At the same time people have become so used to the apologies-as-content industry that it’s become an expected part of the ritual, so it’s no wonder people default to seeing apologies as insincere. It's a paradox - demanding sincere apologies that feel insincere, bc performative.
So many of these “you can’t admit wrongdoing” tweets at Natalie are projection, bc people can’t admit where they were mistaken, or overreacted, or missed when [thing they’re mad about] was addressed, so they move goalposts, or call the apology inadequate, or demand something new.
They can’t say “oops, my bad” when confronted with “I have addressed this” or “this accusation is untrue” - so instead they twist their own ignorance or bad faith into somehow the accusee’s fault, demand the accusee apologize even though the accuser was mistaken or misinformed.
There are some “transgressions” that don’t warrant a heartfelt “mea culpa” - and that is the issue at heart here. Natalie has addressed her controversies many times in a way that was honest to her, but she isn’t going to lie to placate unreasonable people. I feel the same.
I made a 140 minute video (same length as Natalie’s) because that was the amount of time I felt I needed to address the topic with as much nuance as I was willing to give it—putting it into a few tweets would be just dishonest, but I feel dishonesty is what a lot of people want.
We both used YT for apologies we felt were warranted bc that's our biggest platform. Part of the reason why I wanted to include the entire "list" was bc there was some stuff I've felt bad about for years and wanted to address but people still accuse us both of “never apologizing”
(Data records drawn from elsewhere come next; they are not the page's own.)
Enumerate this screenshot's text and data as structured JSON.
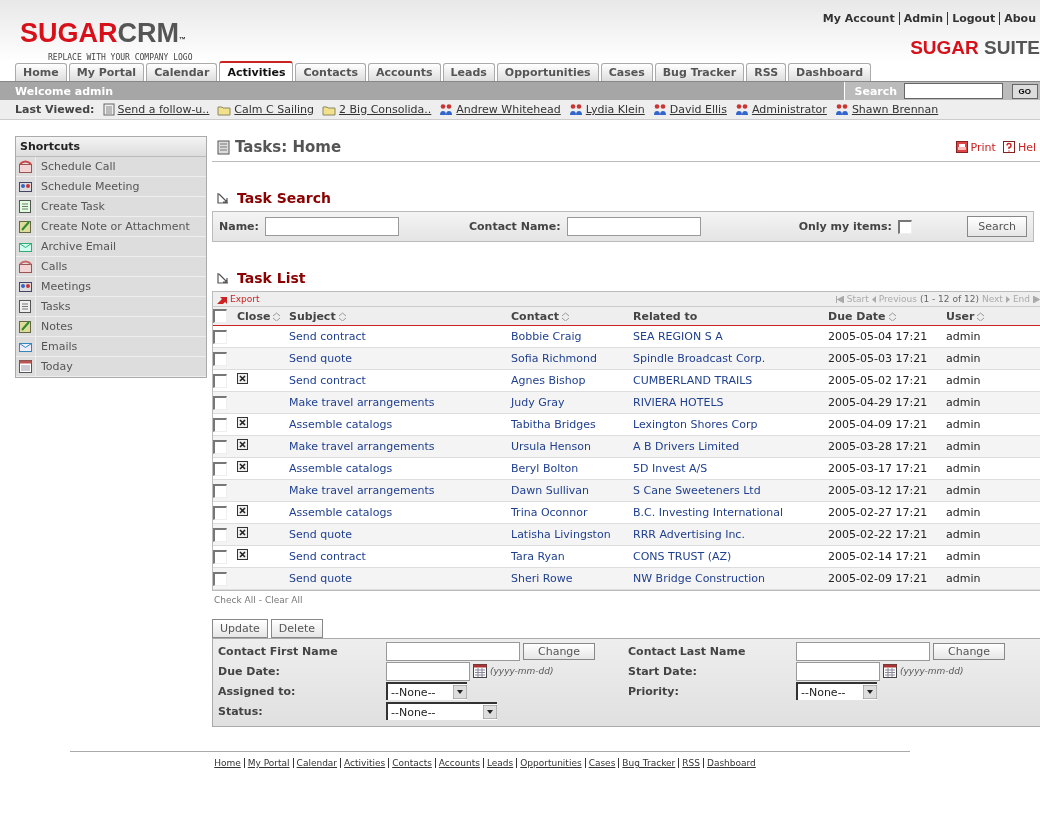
{
  "header": {
    "logo_main": "SUGAR",
    "logo_accent": "CRM",
    "logo_tm": "™",
    "logo_tagline": "REPLACE WITH YOUR COMPANY LOGO",
    "top_links": [
      "My Account",
      "Admin",
      "Logout",
      "Abou"
    ],
    "suite_logo_main": "SUGAR",
    "suite_logo_accent": "SUITE"
  },
  "tabs": [
    {
      "label": "Home",
      "selected": false
    },
    {
      "label": "My Portal",
      "selected": false
    },
    {
      "label": "Calendar",
      "selected": false
    },
    {
      "label": "Activities",
      "selected": true
    },
    {
      "label": "Contacts",
      "selected": false
    },
    {
      "label": "Accounts",
      "selected": false
    },
    {
      "label": "Leads",
      "selected": false
    },
    {
      "label": "Opportunities",
      "selected": false
    },
    {
      "label": "Cases",
      "selected": false
    },
    {
      "label": "Bug Tracker",
      "selected": false
    },
    {
      "label": "RSS",
      "selected": false
    },
    {
      "label": "Dashboard",
      "selected": false
    }
  ],
  "welcome_bar": {
    "text": "Welcome admin",
    "search_label": "Search",
    "go_button": "GO"
  },
  "last_viewed": {
    "label": "Last Viewed:",
    "items": [
      {
        "label": "Send a follow-u..",
        "kind": "task"
      },
      {
        "label": "Calm C Sailing",
        "kind": "account"
      },
      {
        "label": "2 Big Consolida..",
        "kind": "account"
      },
      {
        "label": "Andrew Whitehead",
        "kind": "contact"
      },
      {
        "label": "Lydia Klein",
        "kind": "contact"
      },
      {
        "label": "David Ellis",
        "kind": "contact"
      },
      {
        "label": "Administrator",
        "kind": "contact"
      },
      {
        "label": "Shawn Brennan",
        "kind": "contact"
      }
    ]
  },
  "sidebar": {
    "title": "Shortcuts",
    "items": [
      {
        "label": "Schedule Call",
        "kind": "call-new"
      },
      {
        "label": "Schedule Meeting",
        "kind": "meeting"
      },
      {
        "label": "Create Task",
        "kind": "task-new"
      },
      {
        "label": "Create Note or Attachment",
        "kind": "note"
      },
      {
        "label": "Archive Email",
        "kind": "email-new"
      },
      {
        "label": "Calls",
        "kind": "call"
      },
      {
        "label": "Meetings",
        "kind": "meeting"
      },
      {
        "label": "Tasks",
        "kind": "task"
      },
      {
        "label": "Notes",
        "kind": "note"
      },
      {
        "label": "Emails",
        "kind": "email"
      },
      {
        "label": "Today",
        "kind": "calendar"
      }
    ]
  },
  "page_title": "Tasks: Home",
  "print_link": "Print",
  "help_link": "Hel",
  "task_search": {
    "title": "Task Search",
    "name_label": "Name:",
    "contact_label": "Contact Name:",
    "only_mine_label": "Only my items:",
    "only_mine_checked": false,
    "search_button": "Search"
  },
  "task_list": {
    "title": "Task List",
    "export": "Export",
    "pagination": {
      "start": "Start",
      "previous": "Previous",
      "range": "(1 - 12 of 12)",
      "next": "Next",
      "end": "End"
    },
    "select_all_checked": false,
    "columns": [
      "Close",
      "Subject",
      "Contact",
      "Related to",
      "Due Date",
      "User"
    ],
    "rows": [
      {
        "checked": false,
        "closed": false,
        "subject": "Send contract",
        "contact": "Bobbie Craig",
        "related": "SEA REGION S A",
        "due": "2005-05-04 17:21",
        "user": "admin"
      },
      {
        "checked": false,
        "closed": false,
        "subject": "Send quote",
        "contact": "Sofia Richmond",
        "related": "Spindle Broadcast Corp.",
        "due": "2005-05-03 17:21",
        "user": "admin"
      },
      {
        "checked": false,
        "closed": true,
        "subject": "Send contract",
        "contact": "Agnes Bishop",
        "related": "CUMBERLAND TRAILS",
        "due": "2005-05-02 17:21",
        "user": "admin"
      },
      {
        "checked": false,
        "closed": false,
        "subject": "Make travel arrangements",
        "contact": "Judy Gray",
        "related": "RIVIERA HOTELS",
        "due": "2005-04-29 17:21",
        "user": "admin"
      },
      {
        "checked": false,
        "closed": true,
        "subject": "Assemble catalogs",
        "contact": "Tabitha Bridges",
        "related": "Lexington Shores Corp",
        "due": "2005-04-09 17:21",
        "user": "admin"
      },
      {
        "checked": false,
        "closed": true,
        "subject": "Make travel arrangements",
        "contact": "Ursula Henson",
        "related": "A B Drivers Limited",
        "due": "2005-03-28 17:21",
        "user": "admin"
      },
      {
        "checked": false,
        "closed": true,
        "subject": "Assemble catalogs",
        "contact": "Beryl Bolton",
        "related": "5D Invest A/S",
        "due": "2005-03-17 17:21",
        "user": "admin"
      },
      {
        "checked": false,
        "closed": false,
        "subject": "Make travel arrangements",
        "contact": "Dawn Sullivan",
        "related": "S Cane Sweeteners Ltd",
        "due": "2005-03-12 17:21",
        "user": "admin"
      },
      {
        "checked": false,
        "closed": true,
        "subject": "Assemble catalogs",
        "contact": "Trina Oconnor",
        "related": "B.C. Investing International",
        "due": "2005-02-27 17:21",
        "user": "admin"
      },
      {
        "checked": false,
        "closed": true,
        "subject": "Send quote",
        "contact": "Latisha Livingston",
        "related": "RRR Advertising Inc.",
        "due": "2005-02-22 17:21",
        "user": "admin"
      },
      {
        "checked": false,
        "closed": true,
        "subject": "Send contract",
        "contact": "Tara Ryan",
        "related": "CONS TRUST (AZ)",
        "due": "2005-02-14 17:21",
        "user": "admin"
      },
      {
        "checked": false,
        "closed": false,
        "subject": "Send quote",
        "contact": "Sheri Rowe",
        "related": "NW Bridge Construction",
        "due": "2005-02-09 17:21",
        "user": "admin"
      }
    ],
    "check_all": "Check All",
    "check_separator": "-",
    "clear_all": "Clear All"
  },
  "mass_update": {
    "buttons": [
      "Update",
      "Delete"
    ],
    "fields": [
      {
        "label": "Contact First Name",
        "kind": "change",
        "button": "Change"
      },
      {
        "label": "Contact Last Name",
        "kind": "change",
        "button": "Change"
      },
      {
        "label": "Due Date:",
        "kind": "date",
        "hint": "(yyyy-mm-dd)"
      },
      {
        "label": "Start Date:",
        "kind": "date",
        "hint": "(yyyy-mm-dd)"
      },
      {
        "label": "Assigned to:",
        "kind": "select",
        "value": "--None--"
      },
      {
        "label": "Priority:",
        "kind": "select",
        "value": "--None--"
      },
      {
        "label": "Status:",
        "kind": "select-wide",
        "value": "--None--"
      }
    ]
  },
  "footer_links": [
    "Home",
    "My Portal",
    "Calendar",
    "Activities",
    "Contacts",
    "Accounts",
    "Leads",
    "Opportunities",
    "Cases",
    "Bug Tracker",
    "RSS",
    "Dashboard"
  ]
}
I think the way Natalie addressed people’s accusations of wrongdoing, both in her videos and elsewhere, was honest and more than adequate. If people think it’s not enough, that’s their right to disagree with her, if they aren’t spreading mistruth (which many in the thread were).
But if her sentiment of “I want to mend the rift between myself and others in the trans community” is met with false accusations and demands for insincere apologies and moved goalposts as the only path forwards, then we are back where we started. And that is disheartening.